Democrats with anything short of an unassailable commanding majority that could afford the attrition of 10 or more members. Would never be able to do that sort of thing. And they didn’t. Because the Democrat Party is a coalition. Not a monolithic party. It is made up of Democrats, and people who understand how the American election system works. And will do what they can to keep Republicans from as many offices as possible. Democrats at best had a tenuous veto proof majority for not even 2 weeks. And to even get what they got passed. Rapey drowny man who was only a year or two from death. Literally got up out of his hospital death bed to come in and vote.
No one I know who voted for Obama had any serious expectation that we were getting Single Payer. Did we hope that maybe a miracle would happen? Absolutely. But no one expected it. Most of us were pretty chuffed with what we got as lackluster as it was.
And no I’m not saying that we should all love and kiss the ass of liberal Democrats. They talk a good social Progressive talk. But are financially beholden to the problem. Therefore any solutions they have to offer are going to be handicapped at best.
But it’s kind of bullshit for us to attack them over it. If we cannot offer them similar resources and support so that they don’t have to rely on Wealthy oligarchs who are the problem. That’s an us problem. And not a problem of those trying to survive the system as it exists and get elected.
Short of a mass resurgence and re-energization of unions. Or some other similar solidarity group. It’s not going to change either. Because let’s be clear. We’re where we are today. Because back in the '80s unions thought they were so Irreplaceable and secure. They did what third-party voters do now. Withholding support for the only group with a chance of beating the fascist. Thinking that they would teach Democrats a lesson. Only to find out that they were the ones that were learning a lesson. That they were no longer relevant.

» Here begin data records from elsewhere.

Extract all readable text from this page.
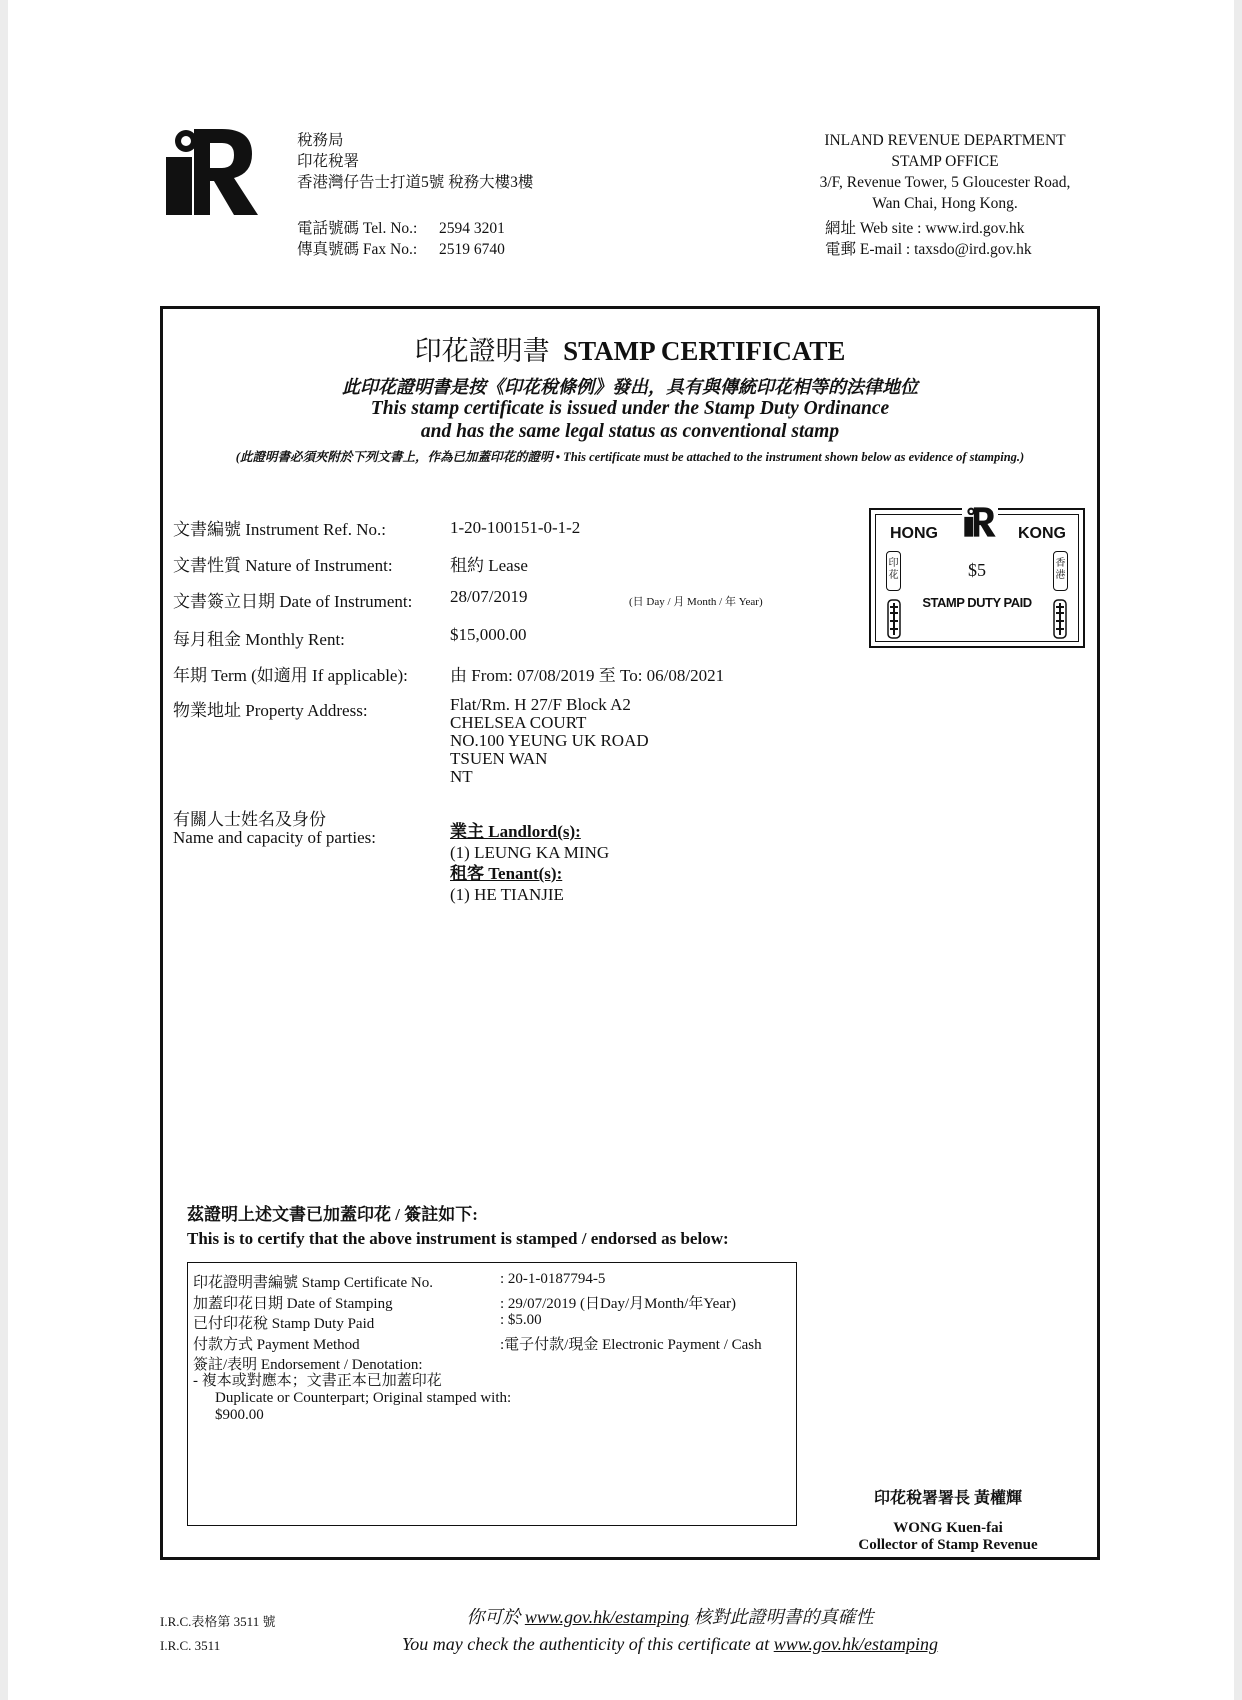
稅務局
印花稅署
香港灣仔告士打道5號 稅務大樓3樓
電話號碼 Tel. No.: 2594 3201
傳真號碼 Fax No.: 2519 6740
INLAND REVENUE DEPARTMENT
STAMP OFFICE
3/F, Revenue Tower, 5 Gloucester Road,
Wan Chai, Hong Kong.
網址 Web site : www.ird.gov.hk
電郵 E-mail : taxsdo@ird.gov.hk
印花證明書 STAMP CERTIFICATE
此印花證明書是按《印花稅條例》發出，具有與傳統印花相等的法律地位
This stamp certificate is issued under the Stamp Duty Ordinance
and has the same legal status as conventional stamp
(此證明書必須夾附於下列文書上，作為已加蓋印花的證明 • This certificate must be attached to the instrument shown below as evidence of stamping.)
文書編號 Instrument Ref. No.:	1-20-100151-0-1-2
文書性質 Nature of Instrument:	租約 Lease
文書簽立日期 Date of Instrument: 28/07/2019	(日 Day / 月 Month / 年 Year)
每月租金 Monthly Rent:	$15,000.00
年期 Term (如適用 If applicable): 由 From: 07/08/2019 至 To: 06/08/2021
物業地址 Property Address:	Flat/Rm. H 27/F Block A2
CHELSEA COURT
NO.100 YEUNG UK ROAD
TSUEN WAN
NT
有關人士姓名及身份
Name and capacity of parties:	業主 Landlord(s):
(1) LEUNG KA MING
租客 Tenant(s):
(1) HE TIANJIE
HONG	KONG
印花
香港
$5
STAMP DUTY PAID
茲證明上述文書已加蓋印花 / 簽註如下:
This is to certify that the above instrument is stamped / endorsed as below:
印花證明書編號 Stamp Certificate No.	: 20-1-0187794-5
加蓋印花日期 Date of Stamping	: 29/07/2019 (日Day/月Month/年Year)
已付印花稅 Stamp Duty Paid	: $5.00
付款方式 Payment Method	:電子付款/現金 Electronic Payment / Cash
簽註/表明 Endorsement / Denotation:
- 複本或對應本；文書正本已加蓋印花
Duplicate or Counterpart; Original stamped with:
$900.00
印花稅署署長 黃權輝
WONG Kuen-fai
Collector of Stamp Revenue
I.R.C.表格第 3511 號
I.R.C. 3511
你可於 www.gov.hk/estamping 核對此證明書的真確性
You may check the authenticity of this certificate at www.gov.hk/estamping
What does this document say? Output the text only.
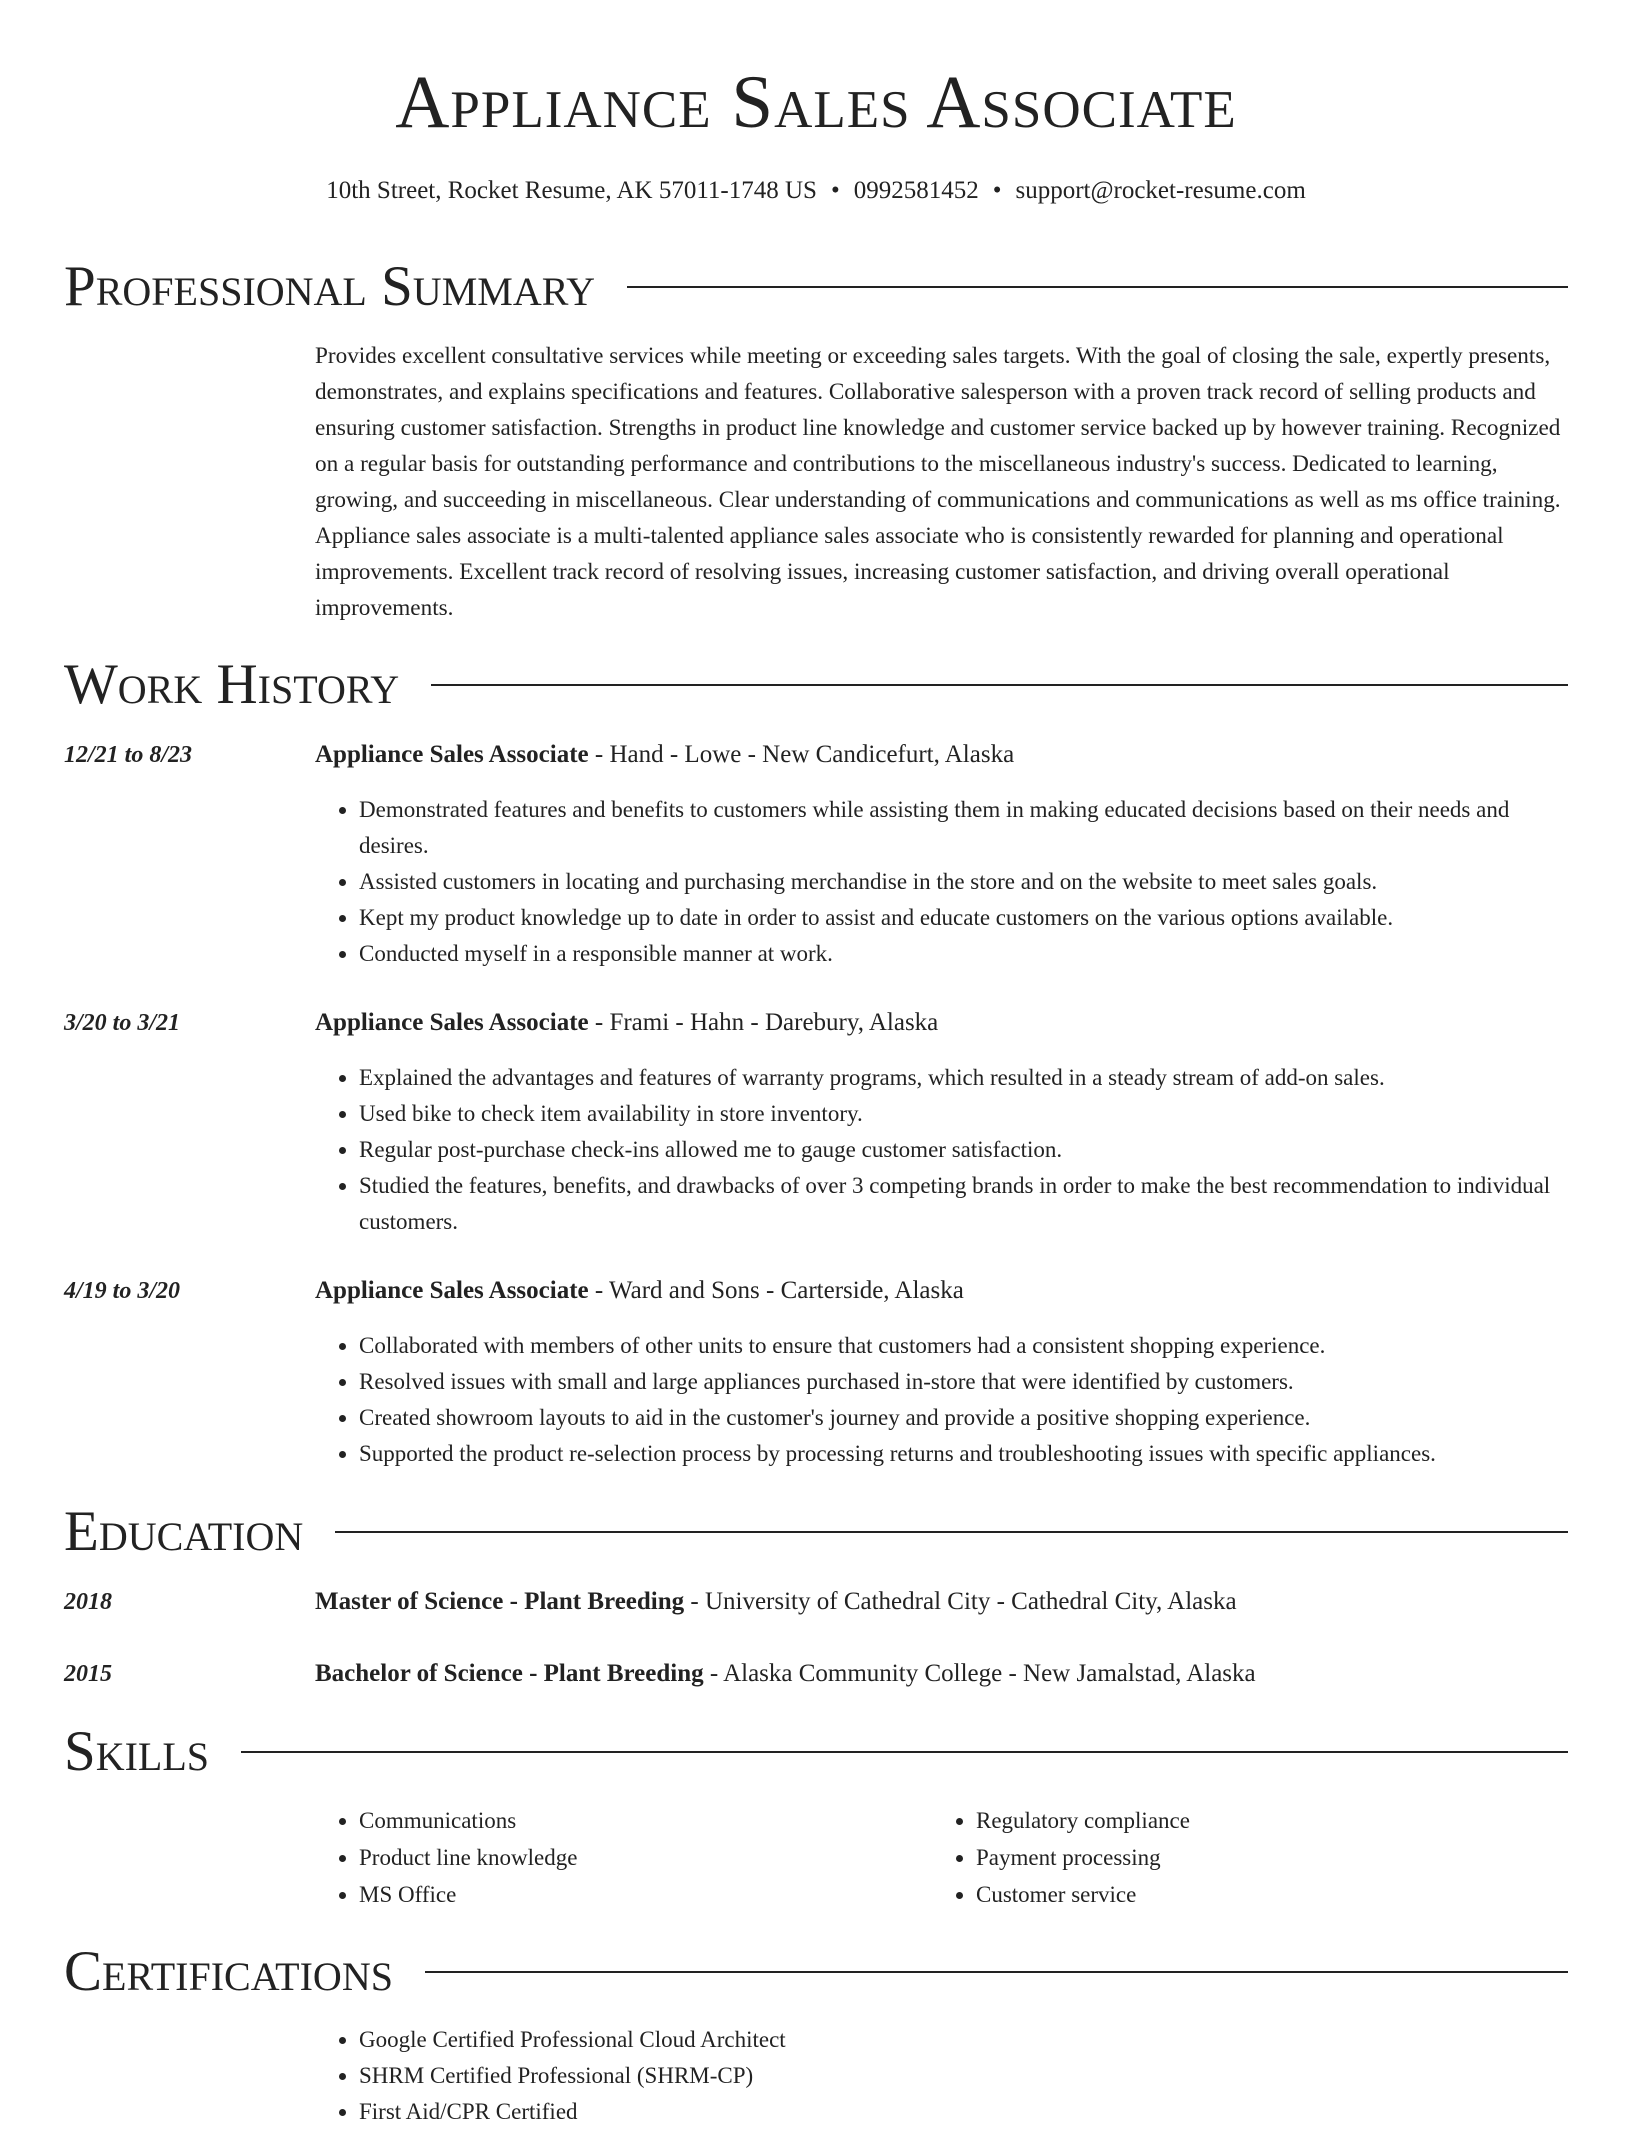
Appliance Sales Associate
10th Street, Rocket Resume, AK 57011-1748 US • 0992581452 • support@rocket-resume.com
Professional Summary

Provides excellent consultative services while meeting or exceeding sales targets. With the goal of closing the sale, expertly presents, demonstrates, and explains specifications and features. Collaborative salesperson with a proven track record of selling products and ensuring customer satisfaction. Strengths in product line knowledge and customer service backed up by however training. Recognized on a regular basis for outstanding performance and contributions to the miscellaneous industry's success. Dedicated to learning, growing, and succeeding in miscellaneous. Clear understanding of communications and communications as well as ms office training. Appliance sales associate is a multi-talented appliance sales associate who is consistently rewarded for planning and operational improvements. Excellent track record of resolving issues, increasing customer satisfaction, and driving overall operational improvements.

Work History
12/21 to 8/23	Appliance Sales Associate - Hand - Lowe - New Candicefurt, Alaska
• Demonstrated features and benefits to customers while assisting them in making educated decisions based on their needs and desires.
• Assisted customers in locating and purchasing merchandise in the store and on the website to meet sales goals.
• Kept my product knowledge up to date in order to assist and educate customers on the various options available.
• Conducted myself in a responsible manner at work.
3/20 to 3/21	Appliance Sales Associate - Frami - Hahn - Darebury, Alaska
• Explained the advantages and features of warranty programs, which resulted in a steady stream of add-on sales.
• Used bike to check item availability in store inventory.
• Regular post-purchase check-ins allowed me to gauge customer satisfaction.
• Studied the features, benefits, and drawbacks of over 3 competing brands in order to make the best recommendation to individual customers.
4/19 to 3/20	Appliance Sales Associate - Ward and Sons - Carterside, Alaska
• Collaborated with members of other units to ensure that customers had a consistent shopping experience.
• Resolved issues with small and large appliances purchased in-store that were identified by customers.
• Created showroom layouts to aid in the customer's journey and provide a positive shopping experience.
• Supported the product re-selection process by processing returns and troubleshooting issues with specific appliances.
Education
2018	Master of Science - Plant Breeding - University of Cathedral City - Cathedral City, Alaska
2015	Bachelor of Science - Plant Breeding - Alaska Community College - New Jamalstad, Alaska
Skills
• Communications
• Product line knowledge
• MS Office
• Regulatory compliance
• Payment processing
• Customer service
Certifications
• Google Certified Professional Cloud Architect
• SHRM Certified Professional (SHRM-CP)
• First Aid/CPR Certified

When first they came for labor and unions. One of the worst miscalculations in post World War II American history. An epic self own. And no one learned.
The public option was also torn out at the last minute because someone died and was replaced by a Republican. So we got 75% of the improvements we wanted instead of 100%.
We elected Obama with the hope for single payer healthcare and received Romney Care in a rebrand effort called the ACA.
Dude if you didn’t read Obama’s 2008 campaign proposal for health care reform that’s on you. The only thing we didn’t get was the public option, thanks to Joe Lieberman.
https://www.kff.org/wp-content/uploads/2013/01/obama_campaign_position_on_health_care.pdf
https://www.kff.org/wp-content/uploads/2013/01/obama_health_care_reform_proposal.pdf
A lot of things, but at least it got rid of insurance companies denying people over pre-existing conditions.
It got us the privilege of HAVING to pay insurance companies, who make up reasons to deny, delay, and depose.
And if the individual can’t afford it, we funnel tax dollars to those same corporations, who make up reasons to deny, delay, and depose.
Its a cash grab for the insurance industry, really.
It created the current version of the private health insurance industry and enabled it to systemically deny care care to people who are most vulnerable.